Removing hardship allowance from teachers working in Tinderet Sub-County in Nandi will affect their service delivery which could downgrade performance of schools, area Kenya Post-Primary Education Teachers leadership has warned.
While speaking in Tinderet during the union’s Annual General Meeting, Nandi Branch KUPPET Executive Secretary Paul Rotich cautioned that the idea was retrogressive and could lead to mass transfers of teachers from the sub-county, which has some of the top schools in North Rift.
“That hardship, the moment it is done away with, then forget about the quality of education in Tinderet. Teachers will move away from this region,” he warned.

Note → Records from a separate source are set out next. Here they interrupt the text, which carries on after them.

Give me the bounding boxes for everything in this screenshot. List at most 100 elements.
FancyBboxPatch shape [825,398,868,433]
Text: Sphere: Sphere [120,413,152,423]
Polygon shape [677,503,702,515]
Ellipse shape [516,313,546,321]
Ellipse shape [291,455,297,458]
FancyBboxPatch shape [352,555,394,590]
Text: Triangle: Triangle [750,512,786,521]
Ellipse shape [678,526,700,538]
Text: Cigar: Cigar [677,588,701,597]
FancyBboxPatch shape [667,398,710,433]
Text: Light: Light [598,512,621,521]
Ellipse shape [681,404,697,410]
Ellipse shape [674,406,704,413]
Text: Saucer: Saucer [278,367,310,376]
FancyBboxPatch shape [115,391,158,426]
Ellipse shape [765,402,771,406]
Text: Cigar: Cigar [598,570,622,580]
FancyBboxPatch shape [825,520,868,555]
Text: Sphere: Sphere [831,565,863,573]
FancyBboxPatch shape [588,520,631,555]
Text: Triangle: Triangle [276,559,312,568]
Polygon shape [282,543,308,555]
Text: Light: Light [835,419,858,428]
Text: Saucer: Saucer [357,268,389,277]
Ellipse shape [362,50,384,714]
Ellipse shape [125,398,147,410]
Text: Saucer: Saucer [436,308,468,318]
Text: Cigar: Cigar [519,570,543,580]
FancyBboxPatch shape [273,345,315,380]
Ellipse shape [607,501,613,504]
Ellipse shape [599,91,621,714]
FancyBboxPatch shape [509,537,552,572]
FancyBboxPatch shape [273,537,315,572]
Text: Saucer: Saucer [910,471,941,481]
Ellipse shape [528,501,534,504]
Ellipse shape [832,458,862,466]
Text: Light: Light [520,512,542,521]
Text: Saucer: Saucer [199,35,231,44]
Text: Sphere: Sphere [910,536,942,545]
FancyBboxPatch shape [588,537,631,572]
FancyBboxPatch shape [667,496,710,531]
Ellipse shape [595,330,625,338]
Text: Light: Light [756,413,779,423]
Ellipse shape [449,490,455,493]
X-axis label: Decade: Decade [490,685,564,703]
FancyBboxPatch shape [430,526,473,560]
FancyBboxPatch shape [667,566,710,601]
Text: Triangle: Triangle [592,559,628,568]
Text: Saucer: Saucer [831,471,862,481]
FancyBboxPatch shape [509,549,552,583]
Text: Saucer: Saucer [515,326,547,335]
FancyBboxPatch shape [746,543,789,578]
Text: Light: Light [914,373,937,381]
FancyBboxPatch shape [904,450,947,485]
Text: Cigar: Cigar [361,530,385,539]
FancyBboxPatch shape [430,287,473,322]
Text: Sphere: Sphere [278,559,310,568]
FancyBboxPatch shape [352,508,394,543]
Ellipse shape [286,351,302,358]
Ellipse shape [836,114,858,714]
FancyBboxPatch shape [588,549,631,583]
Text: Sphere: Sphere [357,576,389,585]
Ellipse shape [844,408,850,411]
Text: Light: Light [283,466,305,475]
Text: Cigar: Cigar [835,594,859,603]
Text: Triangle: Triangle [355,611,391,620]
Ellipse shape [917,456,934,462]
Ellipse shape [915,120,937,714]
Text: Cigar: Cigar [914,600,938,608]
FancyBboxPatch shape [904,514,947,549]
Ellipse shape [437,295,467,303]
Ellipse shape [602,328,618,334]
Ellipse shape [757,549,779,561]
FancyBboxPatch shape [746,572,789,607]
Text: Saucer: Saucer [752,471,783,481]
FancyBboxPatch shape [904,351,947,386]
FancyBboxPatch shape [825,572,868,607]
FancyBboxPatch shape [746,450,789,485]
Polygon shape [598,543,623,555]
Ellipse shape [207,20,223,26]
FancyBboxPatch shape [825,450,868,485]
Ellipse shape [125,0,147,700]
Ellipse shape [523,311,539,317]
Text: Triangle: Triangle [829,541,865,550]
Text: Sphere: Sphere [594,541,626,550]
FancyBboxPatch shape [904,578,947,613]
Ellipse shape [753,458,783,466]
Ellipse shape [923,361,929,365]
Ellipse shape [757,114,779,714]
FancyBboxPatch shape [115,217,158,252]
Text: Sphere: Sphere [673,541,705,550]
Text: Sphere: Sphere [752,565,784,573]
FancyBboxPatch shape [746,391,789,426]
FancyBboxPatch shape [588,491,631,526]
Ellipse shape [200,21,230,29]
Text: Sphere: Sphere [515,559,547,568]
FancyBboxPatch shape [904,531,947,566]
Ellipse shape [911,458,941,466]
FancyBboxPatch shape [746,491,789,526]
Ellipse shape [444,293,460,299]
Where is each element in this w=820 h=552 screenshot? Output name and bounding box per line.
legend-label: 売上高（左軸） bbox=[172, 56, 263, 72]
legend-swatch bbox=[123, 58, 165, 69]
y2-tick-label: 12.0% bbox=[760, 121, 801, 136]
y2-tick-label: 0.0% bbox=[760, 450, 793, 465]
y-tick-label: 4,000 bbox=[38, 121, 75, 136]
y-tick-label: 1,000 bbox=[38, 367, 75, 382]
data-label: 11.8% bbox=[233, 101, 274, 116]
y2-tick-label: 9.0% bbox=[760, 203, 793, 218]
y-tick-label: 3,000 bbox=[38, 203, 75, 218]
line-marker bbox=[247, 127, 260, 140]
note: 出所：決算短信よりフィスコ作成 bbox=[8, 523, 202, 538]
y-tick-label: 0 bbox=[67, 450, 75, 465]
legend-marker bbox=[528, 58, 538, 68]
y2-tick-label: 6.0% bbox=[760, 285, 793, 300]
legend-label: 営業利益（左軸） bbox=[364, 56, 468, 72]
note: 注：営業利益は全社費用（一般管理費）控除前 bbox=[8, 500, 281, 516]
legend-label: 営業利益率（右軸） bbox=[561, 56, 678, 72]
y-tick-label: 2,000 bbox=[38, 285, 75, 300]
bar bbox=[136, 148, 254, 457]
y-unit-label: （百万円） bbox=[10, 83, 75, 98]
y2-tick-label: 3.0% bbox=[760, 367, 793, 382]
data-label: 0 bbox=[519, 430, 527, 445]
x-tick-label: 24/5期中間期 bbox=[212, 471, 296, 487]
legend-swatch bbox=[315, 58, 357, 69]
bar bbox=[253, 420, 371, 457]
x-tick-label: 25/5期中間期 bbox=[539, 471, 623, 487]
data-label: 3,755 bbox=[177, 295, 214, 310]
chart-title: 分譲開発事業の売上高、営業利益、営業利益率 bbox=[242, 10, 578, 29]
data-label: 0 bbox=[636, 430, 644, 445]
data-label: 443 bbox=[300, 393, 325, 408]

Rotich strongly opposed the proposal by the government to scrap hardship allowances from some regions in the country without keenly looking at reasons that placed them under that category.
The Executive Secretary also challenged the Teachers Service Commission to review the allocation of municipality allowance which is disadvantageous to some other schools within the municipalities.
“Some schools are still receiving municipality allowance while others have not been factored in and a good example is Namgoi Secondary School and Kapsabet Boys within Kapsabet Municipality. These are schools that share a fence, yet Kapsabet Boys receives and Namgoi doesn’t,” Rotich revealed.
Rotich threatened to file the case in court to challenge the government over such glaring disparities in terms of schools’ municipality allowance allocation.
“The Teachers Service Commission is provoking us for sure because soon I will be forced to go to court so that close to 15 schools around Kapsabet Municipality are brought on board,” he said.
Addressing the same occasion, Nandi County Senator Samson Cherargei revealed that he was pushing for areas to be listed as hardship areas fit for hardship allowance allocation.
“I am pushing through Equalisation Funds, Article 204 to increase the number of hardship areas in Nandi County like Terige Ward, Cheptarwai and Kapchorwa Wards,” Cherargei said.